I need to fit a multi-level linear model using PyMC3 and I really like the glm api, because of the conciseness it provides. I would like to ask if and how this can be done. This blog post I found mentions that:
glm() does not play nice with hierarchical models yet
so I am a bit sceptical this can actually be done, but it was written a couple years ago, so this might have changed. To give an example, the following is the model I would like to rewrite using the glm api
import numpy as np
import pymc3 as pm
def generate_data():
n, beta_0, beta_1, sd_eps = 100, 1.2, 0.6, 0.2
b_group = np.array([0.05, 0.14, -0.23])
x = np.random.randn(n)
group_index = np.random.choice([0, 1, 2], n)
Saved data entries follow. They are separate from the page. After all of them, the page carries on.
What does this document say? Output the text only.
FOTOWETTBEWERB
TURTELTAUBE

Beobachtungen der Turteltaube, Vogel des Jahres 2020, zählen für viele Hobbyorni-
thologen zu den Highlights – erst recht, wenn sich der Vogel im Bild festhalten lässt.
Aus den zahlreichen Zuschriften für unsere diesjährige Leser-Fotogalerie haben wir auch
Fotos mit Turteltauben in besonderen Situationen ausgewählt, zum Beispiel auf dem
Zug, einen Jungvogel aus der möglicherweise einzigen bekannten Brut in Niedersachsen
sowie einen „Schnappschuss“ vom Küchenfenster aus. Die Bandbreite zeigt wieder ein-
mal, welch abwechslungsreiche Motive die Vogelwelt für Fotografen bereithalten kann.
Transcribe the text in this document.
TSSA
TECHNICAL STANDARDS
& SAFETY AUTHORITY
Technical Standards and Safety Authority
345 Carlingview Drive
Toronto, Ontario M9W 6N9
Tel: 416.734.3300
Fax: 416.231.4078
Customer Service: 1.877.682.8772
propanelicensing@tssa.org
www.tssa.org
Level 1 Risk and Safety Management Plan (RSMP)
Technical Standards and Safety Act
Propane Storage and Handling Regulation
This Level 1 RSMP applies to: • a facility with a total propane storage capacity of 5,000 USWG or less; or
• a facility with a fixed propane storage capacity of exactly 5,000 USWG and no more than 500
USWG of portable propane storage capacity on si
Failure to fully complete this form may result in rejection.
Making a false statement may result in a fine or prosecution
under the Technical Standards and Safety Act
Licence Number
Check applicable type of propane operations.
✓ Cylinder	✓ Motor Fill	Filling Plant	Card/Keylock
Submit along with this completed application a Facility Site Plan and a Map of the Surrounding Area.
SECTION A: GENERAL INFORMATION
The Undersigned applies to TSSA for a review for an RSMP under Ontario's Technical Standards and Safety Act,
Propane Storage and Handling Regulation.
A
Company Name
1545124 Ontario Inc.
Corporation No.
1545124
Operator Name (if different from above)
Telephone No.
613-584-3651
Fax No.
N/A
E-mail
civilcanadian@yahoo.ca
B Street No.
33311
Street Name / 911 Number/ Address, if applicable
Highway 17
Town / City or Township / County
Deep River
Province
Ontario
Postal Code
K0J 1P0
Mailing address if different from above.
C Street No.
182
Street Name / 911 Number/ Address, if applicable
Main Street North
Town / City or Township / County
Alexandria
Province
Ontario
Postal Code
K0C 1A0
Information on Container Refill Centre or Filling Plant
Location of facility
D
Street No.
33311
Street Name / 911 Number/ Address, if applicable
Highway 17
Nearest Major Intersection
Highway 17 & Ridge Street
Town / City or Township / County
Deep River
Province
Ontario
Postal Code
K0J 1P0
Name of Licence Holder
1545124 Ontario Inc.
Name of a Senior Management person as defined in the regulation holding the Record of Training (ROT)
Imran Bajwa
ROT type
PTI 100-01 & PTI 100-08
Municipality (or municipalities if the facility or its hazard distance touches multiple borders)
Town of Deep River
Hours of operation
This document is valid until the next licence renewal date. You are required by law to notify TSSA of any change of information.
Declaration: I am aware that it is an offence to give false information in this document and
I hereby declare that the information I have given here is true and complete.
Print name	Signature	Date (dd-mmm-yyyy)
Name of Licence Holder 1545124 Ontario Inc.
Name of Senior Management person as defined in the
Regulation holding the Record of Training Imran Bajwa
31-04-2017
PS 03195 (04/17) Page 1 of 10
y = 1.2 + 0.6 * x + sd_eps * np.random.randn(n) + b_group[group_index]
return x, group_index, y
if __name__ == '__main__':
x, group_index, y = generate_data()
with pm.Model() as multi_level_model:
sd_b_group = pm.HalfNormal("sd_b_group", sigma=100)
b_group = pm.Normal("b_group", mu=0, sigma=sd_b_group, shape=3)
beta_0 = pm.Normal("beta_0", mu=0, sigma=100)
beta_1 = pm.Normal("beta_1", mu=0, sigma=100)
sd_eps = pm.HalfNormal("sd_eps", sigma=100)
pm.Normal("y", beta_0 + beta_1 * x + b_group[group_index],
sigma=sd_eps, observed=y)
I assume it would look something like this:
with pm.Model():
mu_b_group = pm.Normal("mu_b_group", mu=0, sigma=100)
sd_b_group = pm.HalfNormal("sd_b_group", sigma=100)
b_group = pm.Normal("b_group", mu=mu_b_group, sigma=sd_b_group, shape=3)
pm.glm.GLM.from_formula(formula="y ~ 1 + x",
vars={"Intercept": b_group[group_index]},
data={"y": y, "x": x})
which however produces an error here when trying to stack the coefficients
TypeError: Join() can only join tensors with the same number of dimensions.